L'erosione di valore del biglietto verde era stata
prevista dall'ex direttore della Fed Paul Volcker il
quale aveva detto che "vi è il 75% di probabilità
che il dollaro crolli entro i prossimi cinque anni".
Questo crollo comporterebbe l'innalzamento dei tassi di
interesse, una iperinflazione, un impennata stratosferica
dei costi energetici, una diffusione massiccia della
disoccupazione e, forse, una depressione. Questo è il
preoccupante scenario che si apre di fronte alla
prospettiva della borsa iraniana che può far cadere il
dollaro dal suo traballante trespolo. Ecco perché la
guerra contro l'Iran, anche nucleare, è molto probabile.
L'articolo continua così: "Con le economie mondiali
strettamente interconnesse e interdipendenti una
depressione mondiale, non solo americana, avrebbe un
effetto domino che provocherà la povertà in tutto il
mondo.
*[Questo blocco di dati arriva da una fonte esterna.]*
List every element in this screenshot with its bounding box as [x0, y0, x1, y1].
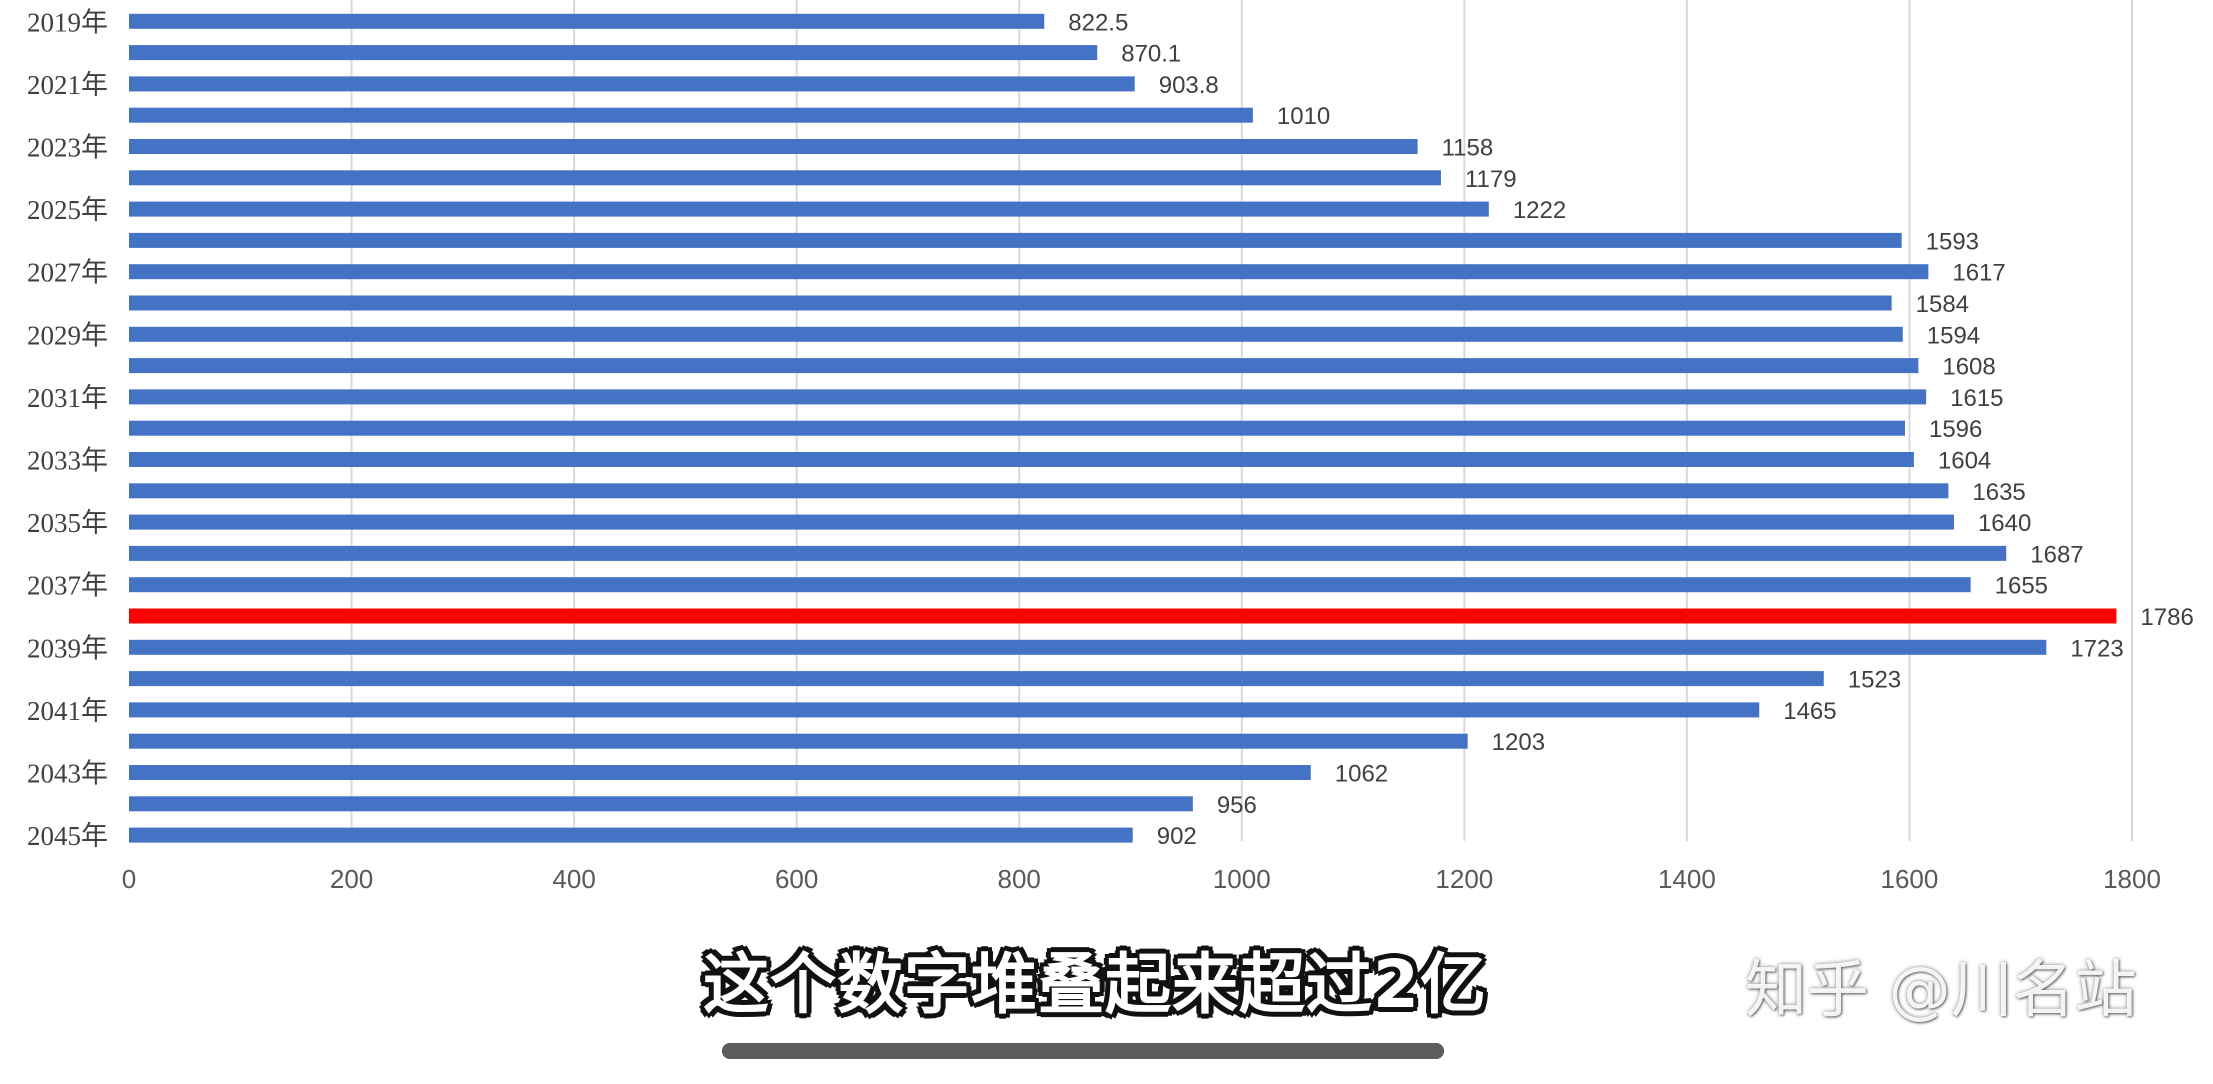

I mercati necessari alle merci americane, ora
disponibili a costi bassissimi, non si potrebbero più
materializzare. Il risultato, secondo stime dello SME,
potrebbe essere la disoccupazione di 200 milioni di
americani con la gente che muore di fame per le strade
mentre niente e nessuno li può aiutare, a differenza
della Grande Depressione del 1920/30 quando venivano
fornite minestre calde e aiuti ai poveri". Liberali
o conservatori, le analisi coincidono. Se l'America non
riesce a fronteggiare il potenziale catastrofico della
borsa iraniana gli americani si possono aspettare le
peggiori conseguenze. Adesso si può comprendere perché
i media americani si sono preoccupati di non fare nessun
accenno alla borsa petrolifera iraniana. Si tratta di un
segreto che i padroni del vapore vogliono mantenere per
se stessi. E' più facile convincere il pubblico ad
accettare una nuova guerra per via dei fanatici islamici
o della paura nucleare che non per le vere ragioni della
difesa di un dollaro piuttosto anemico. Cionondimeno
quello che stiamo facendo in Irak e che, presumibilmente,
faremo nel prossimo futuro in Iran, è nient'altro che la
difesa del dollaro. (Saddam si era convertito all'euro
nel 2000, nel 2001 sono incominciati i bombardamenti.)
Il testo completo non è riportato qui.